Correct Answer: $\frac{\sqrt{7}}{3}$

Solution : Given: $\sin \theta+\cos \theta=\frac{\sqrt{11}}{3}$    (equation 1)
Squaring both sides of the equation 1, we get,
$(\sin \theta+\cos \theta)^2=(\frac{\sqrt{11}}{3})^2$
⇒ $\sin^2 \theta+\cos^2 \theta+2\sin \theta \cos \theta=\frac{11}{9}$
⇒ $1+2\sin \theta \cos \theta=\frac{11}{9}$
⇒ $2\sin \theta \cos \theta=\frac{11}{9}-1$
⇒ $2\sin \theta \cos \theta=\frac{2}{9}$     (equation 2)

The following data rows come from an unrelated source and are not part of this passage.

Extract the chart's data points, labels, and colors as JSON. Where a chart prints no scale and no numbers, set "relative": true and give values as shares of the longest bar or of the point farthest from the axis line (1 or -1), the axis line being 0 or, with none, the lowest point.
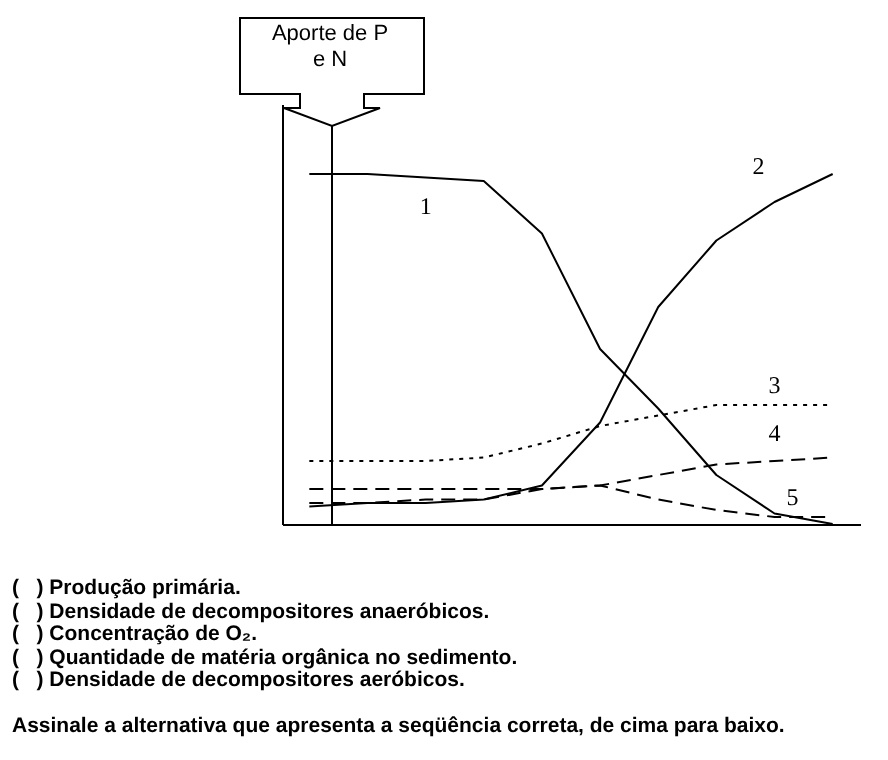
{
  "chart_data": {
    "type": "line",
    "relative": true,
    "legend": false,
    "grid": false,
    "tick_labels": false,
    "categories": [
      null,
      null,
      null,
      null,
      null,
      null,
      null,
      null,
      null,
      null
    ],
    "series": [
      {
        "name": "1",
        "color": "#000000",
        "line_style": "solid",
        "values": [
          1.0,
          1.0,
          0.99,
          0.98,
          0.83,
          0.5,
          0.33,
          0.14,
          0.03,
          0
        ]
      },
      {
        "name": "2",
        "color": "#000000",
        "line_style": "solid",
        "values": [
          0.05,
          0.06,
          0.06,
          0.07,
          0.11,
          0.29,
          0.62,
          0.81,
          0.92,
          1.0
        ]
      },
      {
        "name": "3",
        "color": "#000000",
        "line_style": "dotted",
        "values": [
          0.18,
          0.18,
          0.18,
          0.19,
          0.23,
          0.28,
          0.31,
          0.34,
          0.34,
          0.34
        ]
      },
      {
        "name": "4",
        "color": "#000000",
        "line_style": "dashed",
        "values": [
          0.1,
          0.1,
          0.1,
          0.1,
          0.1,
          0.11,
          0.14,
          0.17,
          0.18,
          0.19
        ]
      },
      {
        "name": "5",
        "color": "#000000",
        "line_style": "dashed",
        "values": [
          0.06,
          0.06,
          0.07,
          0.07,
          0.1,
          0.11,
          0.07,
          0.04,
          0.02,
          0.02
        ]
      }
    ],
    "annotations": [
      "Aporte de P e N",
      "(   ) Produção primária.",
      "(   ) Densidade de decompositores anaeróbicos.",
      "(   ) Concentração de O₂.",
      "(   ) Quantidade de matéria orgânica no sedimento.",
      "(   ) Densidade de decompositores aeróbicos.",
      "Assinale a alternativa que apresenta a seqüência correta, de cima para baixo."
    ]
  }
}
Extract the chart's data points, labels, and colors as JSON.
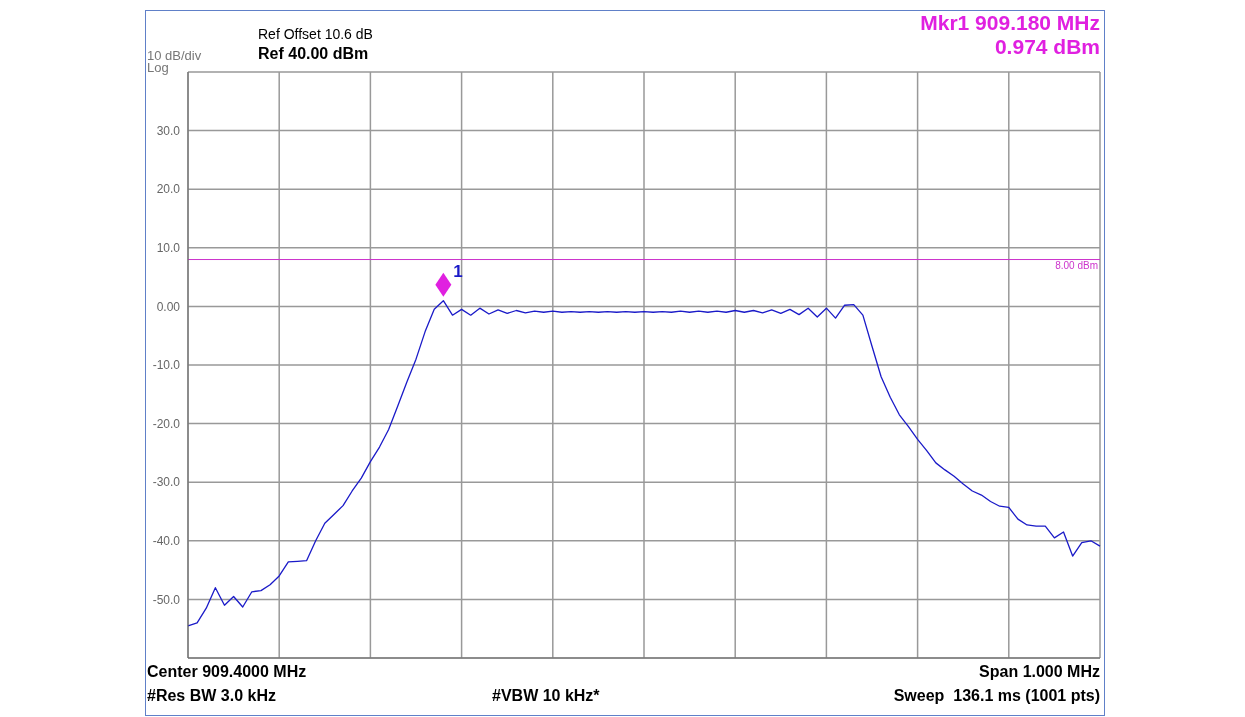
{
  "chart_data": {
    "type": "line",
    "color": "#1a1ac8",
    "grid": true,
    "marker": "none",
    "line_style": "solid",
    "tick_labels": "y",
    "categories": [
      null,
      null,
      null,
      null,
      null,
      null,
      null,
      null,
      null,
      null,
      null,
      null,
      null,
      null,
      null,
      null,
      null,
      null,
      null,
      null,
      null,
      null,
      null,
      null,
      null,
      null,
      null,
      null,
      null,
      null,
      null,
      null,
      null,
      null,
      null,
      null,
      null,
      null,
      null,
      null,
      null,
      null,
      null,
      null,
      null,
      null,
      null,
      null,
      null,
      null,
      null,
      null,
      null,
      null,
      null,
      null,
      null,
      null,
      null,
      null,
      null,
      null,
      null,
      null,
      null,
      null,
      null,
      null,
      null,
      null,
      null,
      null,
      null,
      null,
      null,
      null,
      null,
      null,
      null,
      null,
      null,
      null,
      null,
      null,
      null,
      null,
      null,
      null,
      null,
      null,
      null,
      null,
      null,
      null,
      null,
      null,
      null,
      null,
      null,
      null,
      null
    ],
    "ylim": [
      -60,
      40
    ],
    "yticks": [
      {
        "value": 40,
        "label": null
      },
      {
        "value": 30,
        "label": "30.0"
      },
      {
        "value": 20,
        "label": "20.0"
      },
      {
        "value": 10,
        "label": "10.0"
      },
      {
        "value": 0,
        "label": "0.00"
      },
      {
        "value": -10,
        "label": "-10.0"
      },
      {
        "value": -20,
        "label": "-20.0"
      },
      {
        "value": -30,
        "label": "-30.0"
      },
      {
        "value": -40,
        "label": "-40.0"
      },
      {
        "value": -50,
        "label": "-50.0"
      },
      {
        "value": -60,
        "label": null
      }
    ],
    "values": [
      -54.5,
      -54,
      -51.5,
      -48,
      -51,
      -49.5,
      -51.3,
      -48.7,
      -48.5,
      -47.5,
      -46,
      -43.6,
      -43.5,
      -43.4,
      -40,
      -37,
      -35.5,
      -34,
      -31.5,
      -29.3,
      -26.5,
      -24,
      -21,
      -17,
      -12.9,
      -9,
      -4.3,
      -0.5,
      0.974,
      -1.5,
      -0.5,
      -1.5,
      -0.3,
      -1.3,
      -0.6,
      -1.2,
      -0.7,
      -1.1,
      -0.8,
      -1,
      -0.8,
      -1,
      -0.9,
      -1,
      -0.9,
      -1,
      -0.9,
      -1,
      -0.9,
      -1,
      -0.9,
      -1,
      -0.9,
      -1,
      -0.8,
      -1,
      -0.8,
      -1,
      -0.8,
      -1,
      -0.7,
      -1,
      -0.7,
      -1.1,
      -0.6,
      -1.2,
      -0.5,
      -1.4,
      -0.3,
      -1.8,
      -0.3,
      -2,
      0.2,
      0.3,
      -1.5,
      -6.8,
      -12,
      -15.5,
      -18.5,
      -20.5,
      -22.7,
      -24.6,
      -26.7,
      -27.9,
      -29,
      -30.3,
      -31.5,
      -32.2,
      -33.3,
      -34.1,
      -34.3,
      -36.3,
      -37.3,
      -37.5,
      -37.5,
      -39.5,
      -38.5,
      -42.6,
      -40.3,
      -40,
      -40.9
    ],
    "ref_lines": [
      {
        "axis": "y",
        "value": 8,
        "label": "8.00 dBm",
        "color": "#cc33cc"
      }
    ],
    "annotations": [
      "Ref Offset 10.6 dB",
      "Ref 40.00 dBm",
      "10 dB/div",
      "Log",
      "Mkr1 909.180 MHz",
      "0.974 dBm",
      "Center 909.4000 MHz",
      "#Res BW 3.0 kHz",
      "#VBW 10 kHz*",
      "Span 1.000 MHz",
      "Sweep  136.1 ms (1001 pts)",
      "1"
    ]
  }
}
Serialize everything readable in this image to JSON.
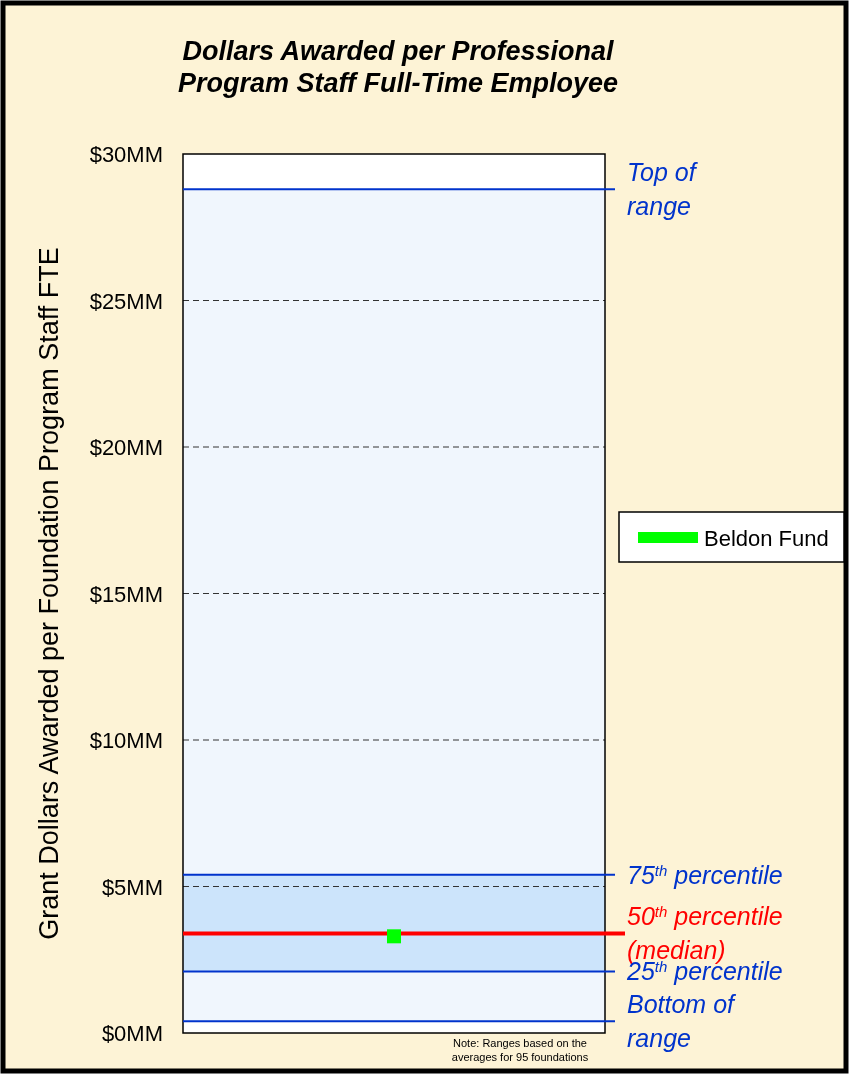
{
  "chart_data": {
    "type": "scatter",
    "title": "Dollars Awarded per Professional Program Staff Full-Time Employee",
    "ylabel": "Grant Dollars Awarded per Foundation Program Staff FTE",
    "categories": [
      null
    ],
    "series": [
      {
        "name": "Beldon Fund",
        "color": "#00ff00",
        "values": [
          3.3
        ]
      }
    ],
    "bands": [
      {
        "axis": "y",
        "from": 0.4,
        "to": 28.8,
        "color": "#f0f6fd"
      },
      {
        "axis": "y",
        "from": 2.1,
        "to": 5.4,
        "color": "#cce4fb"
      }
    ],
    "ref_lines": [
      {
        "axis": "y",
        "value": 28.8,
        "label": "Top of\nrange",
        "color": "#0033cc"
      },
      {
        "axis": "y",
        "value": 5.4,
        "label": "75$^{th}$ percentile",
        "color": "#0033cc"
      },
      {
        "axis": "y",
        "value": 3.4,
        "label": "50$^{th}$ percentile\n(median)",
        "color": "#ff0000"
      },
      {
        "axis": "y",
        "value": 2.1,
        "label": "25$^{th}$ percentile",
        "color": "#0033cc"
      },
      {
        "axis": "y",
        "value": 0.4,
        "label": "Bottom of\nrange",
        "color": "#0033cc"
      }
    ],
    "ylim": [
      0,
      30
    ],
    "yticks": [
      {
        "value": 0,
        "label": "$0MM"
      },
      {
        "value": 5,
        "label": "$5MM"
      },
      {
        "value": 10,
        "label": "$10MM"
      },
      {
        "value": 15,
        "label": "$15MM"
      },
      {
        "value": 20,
        "label": "$20MM"
      },
      {
        "value": 25,
        "label": "$25MM"
      },
      {
        "value": 30,
        "label": "$30MM"
      }
    ],
    "grid": "y",
    "legend": "right",
    "marker": "square",
    "annotations": [
      "Note: Ranges based on the averages for 95 foundations"
    ]
  }
}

Substitute the value from the equation 2,
$(\sin \theta-\cos \theta)^2=\sin^2 \theta+\cos^2 \theta–2\sin \theta \cos \theta$
⇒ $(\sin \theta-\cos \theta)^2=1–\frac{2}{9}$
⇒ $(\sin \theta-\cos \theta)^2=\frac{7}{9}$
⇒ $(\sin \theta-\cos \theta)=\sqrt{\frac{7}{9}}$
$\therefore (\sin \theta–\cos \theta)=\frac{\sqrt7}{3}$
Hence, the correct answer is $\frac{\sqrt7}{3}$.